Billionaire Charlie Munger said investing in Alibaba was one of the biggest mistakes he has ever made.
Munger is best known for his relationship with Warren Buffett and the popular Berkshire Hathaway annual meeting, where they answer questions from delegates.
For decades, he has served as Berkshire Hathaway’s vice chairman and Buffett’s right-hand man, but it is not Munger’s only business interest.
He was also the former chairman of the Daily Journal Corporation, based in Los Angeles, California, and a director of Costco Wholesale Corporation.
As part of his involvement at the Daily Journal, he oversees the newspaper’s investment portfolio.

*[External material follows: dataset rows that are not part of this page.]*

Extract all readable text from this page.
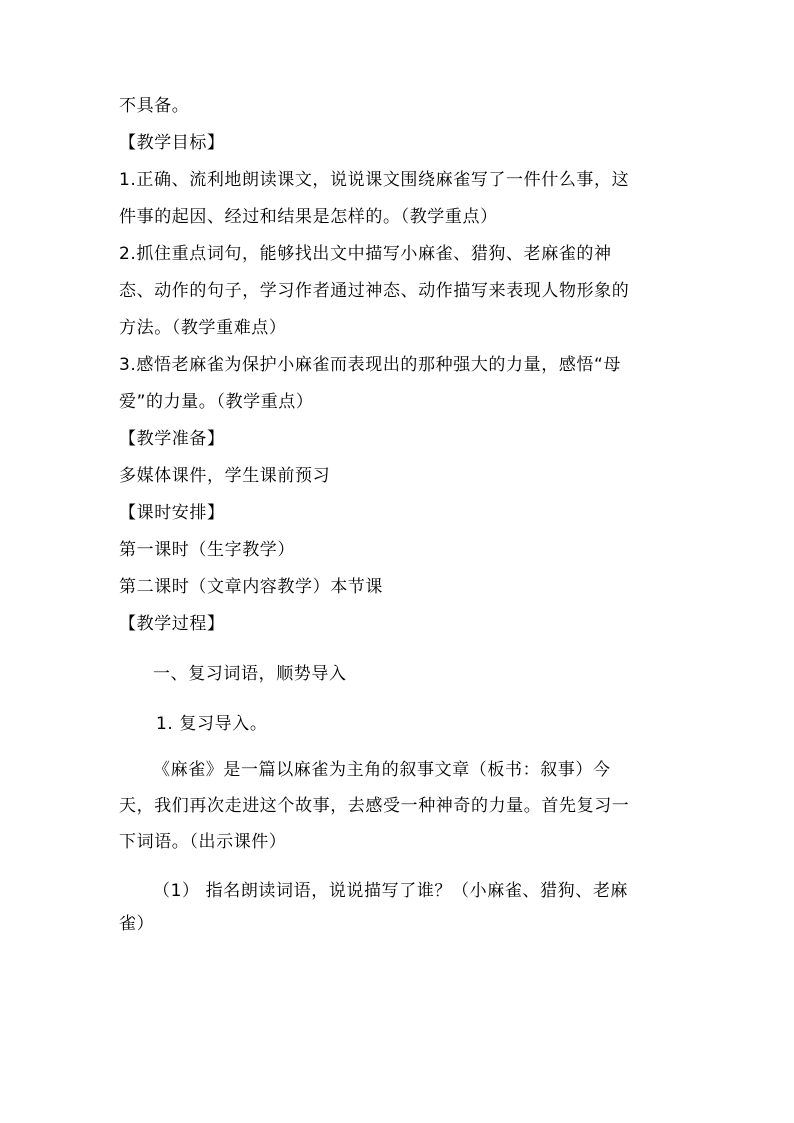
不具备。
【教学目标】
1.正确、流利地朗读课文，说说课文围绕麻雀写了一件什么事，这
件事的起因、经过和结果是怎样的。（教学重点）
2.抓住重点词句，能够找出文中描写小麻雀、猎狗、老麻雀的神
态、动作的句子，学习作者通过神态、动作描写来表现人物形象的
方法。（教学重难点）
3.感悟老麻雀为保护小麻雀而表现出的那种强大的力量，感悟“母
爱”的力量。（教学重点）
【教学准备】
多媒体课件，学生课前预习
【课时安排】
第一课时（生字教学）
第二课时（文章内容教学）本节课
【教学过程】
一、复习词语，顺势导入
1. 复习导入。
《麻雀》是一篇以麻雀为主角的叙事文章（板书：叙事）今
天，我们再次走进这个故事，去感受一种神奇的力量。首先复习一
下词语。（出示课件）
（1） 指名朗读词语，说说描写了谁？（小麻雀、猎狗、老麻
雀）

Munger has a very small stock portfolio at the Daily Journal – Bank of America, Wells Fargo, Alibaba, and Bancorp.
Munger famously said that diversification is for the “know-nothing investors”, not for professionals.
However, with such a small portfolio, one mistake can significantly impact your investments’ performance.
A good example is Alibaba. Daily Journal first disclosed its stake in Alibaba in 2021, after which the stock price plummeted.
Munger executed the Alibaba investment, and he has now called it one of the biggest mistakes he has ever made.
Speaking at the Daily Journal annual shareholder meeting, Munger said he got charmed by Alibaba’s position in the Chinese Internet market.
“I didn’t stop to realize that they’re still a damned retailer,” Munger told shareholders.
He also slated Alibaba founder Jack Ma’s criticism of Chinese banks and regulators in late 2020.
Ma accused the state-run banks of having a “pawnshop mentality”, and it was not long before Alibaba and Ant were targeted by Chinese authorities through regulatory obstacles.
The Alibaba share price plummeted from around $300 in October 2020 to just over $60 two years later, causing tremendous wealth destruction for shareholders.
Munger said Ma’s speech was “pretty stupid”, equating it to poking a bear in the nose with a sharp stick.
“Jack Ma got way out of line by popping off the way he did to the Chinese government. Of course, it hurt Alibaba,” Munger said.